Select Committee on Treasury Minutes of Evidence


Examination of Witnesses (Questions 80-99)

MR DAVID VARNEY, MR PAUL GRAY AND MISS SARAH WALKER

12 OCTOBER 2005

  Q80  Mr Mudie: Mr Varney, with a great deal of respect, this is a family in hardship because of you claiming back overpayments—and they are disputing it. You are asked to stop the repayments until the dispute is settled. That does not need a computer system. That needs a decision from someone in the department with regard to overpayments, for suspension where there is a dispute and there is hardship. Is there a facility outside this computer system to allow that to happen?

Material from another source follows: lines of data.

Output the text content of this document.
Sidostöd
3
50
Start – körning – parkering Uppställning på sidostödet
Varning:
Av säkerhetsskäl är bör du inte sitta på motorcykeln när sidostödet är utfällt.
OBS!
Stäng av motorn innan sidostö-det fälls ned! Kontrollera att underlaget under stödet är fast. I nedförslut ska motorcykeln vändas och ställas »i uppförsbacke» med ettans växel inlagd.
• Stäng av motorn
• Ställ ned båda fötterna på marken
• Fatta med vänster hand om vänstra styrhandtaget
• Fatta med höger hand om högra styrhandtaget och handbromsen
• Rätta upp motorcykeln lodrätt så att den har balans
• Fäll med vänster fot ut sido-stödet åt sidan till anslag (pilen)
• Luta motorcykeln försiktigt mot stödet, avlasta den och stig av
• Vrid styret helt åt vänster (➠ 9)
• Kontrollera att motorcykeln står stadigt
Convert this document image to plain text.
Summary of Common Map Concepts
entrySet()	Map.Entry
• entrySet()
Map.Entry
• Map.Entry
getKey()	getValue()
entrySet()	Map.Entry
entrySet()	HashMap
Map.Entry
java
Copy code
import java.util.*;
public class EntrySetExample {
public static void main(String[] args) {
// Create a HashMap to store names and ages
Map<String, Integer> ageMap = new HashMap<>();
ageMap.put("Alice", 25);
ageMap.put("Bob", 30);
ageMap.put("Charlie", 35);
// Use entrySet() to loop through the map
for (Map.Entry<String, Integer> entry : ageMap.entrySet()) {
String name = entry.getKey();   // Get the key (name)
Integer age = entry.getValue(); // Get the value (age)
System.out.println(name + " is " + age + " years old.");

  Mr Varney: There is. We are considering at this moment—

  Q81  Mr Mudie: No.

  Mr Varney: Could I please—

  Q82  Mr Mudie: That is—

  Mr Varney: Either I am allowed to respond.

  Q83  Mr Mudie: You say you are considering.

  Mr Varney: If you want a conversation with yourself.

  Q84  Mr Mudie: I have asked you a question: Is it happening?

  Mr Varney: And I am trying to answer it.

  Mr Mudie: Is there a suspension?

  Q85  Chairman: Come on, let us have the answer.

  Mr Varney: We are not currently able to do it with the computer. We are trying to establish a process of manual intervention which does not end up with the same set of issues we have had before on manual interventions which create more problems than they solve. It is not a case of being complacent. I have spent a lot of time on this issue, not surprisingly. As I have said to you, it is an important part of our business and we want to get it right. We have been putting advice as to what the implications are of manual interventions. Manual interventions are not without risk, as I have said.

  Q86  Mr Mudie: When did you tell the Minister about them?

  Mr Varney: We have had a series of correspondence with the Minister, exploring, going back in to see what the computer system can do, trying to bring in specialists to see what we could do with the computer system. The last thing I want to do is hazard the computer system, to lose the ground we have gained in the last 12 months in terms of its stability.

  Q87  Mr Mudie: I understand Mr Gray to say that was going to take 12 months.

  Mr Varney: Yes.

  Q88 Mr Mudie: You are telling this Committee that something asked on 26 May by the Minister, something asked and told to Parliament the following month by the same Minister, about easing hardship to poor individuals/families will not be implemented a year later.

  Chairman: We are talking about whether we can find a manual workaround which we can introduce which will not have adverse consequences.

  Q89  Mr Mudie: I understand that but that is technical stuff for a committee. A family out there who are in dispute with you and are in hardship you cannot manually and will not manually stop the repayments.

  Mr Varney: We can deal with hardship. We have provision to deal with hardship.

  Miss Walker: Yes. In cases of hardship—

  Q90  Mr Mudie: That is what the Minister asked.

  Miss Walker: In cases of hardship we already are able to restore the full amount of the entitlement whether or not there is a dispute about the overpayment and to agree extended terms for the repayment.

  Q91  Mr Mudie: When did that take effect?

  Miss Walker: That has always been the case.

  Q92  Mr Mudie: Why did the Minister ask this?

  Miss Walker: I think the question is broader, about suspending recovery of all the disputed overpayments, whether or not there is actual hardship.

  Q93  Mr Mudie: No, she specifically said "hardship".

  Miss Walker: In that case, that facility is already available.

  Q94  Mr Mudie: Mr Varney has already demonstrated his feelings about the Ombudsman. But the Ombudsman made 12 recommendations in her special report on tax credits. Which of the 12 have not been accepted?

  Mr Varney: I have not made my feelings clear about the Ombudsman. I have been working with her and with her office to improve the delivery of new tax credits, which is actually a shared objective. There is one that has not been accepted, which is the recommendation in terms of the amnesty which she has made.

  Q95  Mr Mudie: Recommendation 10.

  Mr Varney: Yes, 10.

  Q96  Mr Mudie: You have not accepted 11, I presume. Statutory test.

  Mr Varney: We have been asked to give consideration to it.

  Q97  Mr Mudie: You are still considering it.

  Mr Varney: We are still considering it.

  Q98  Mr Mudie: And 12, a different model. Are you just looking at them now?

  Mr Varney: No, I am not just looking at them now but I want to make sure. I could also say you are just looking at them now: you are doing the same as me.

  Q99  Mr Mudie: No, no.

  Mr Varney: I am trying to make sure we are talking about the same clause and the same recommendations. I do not carry them in my head.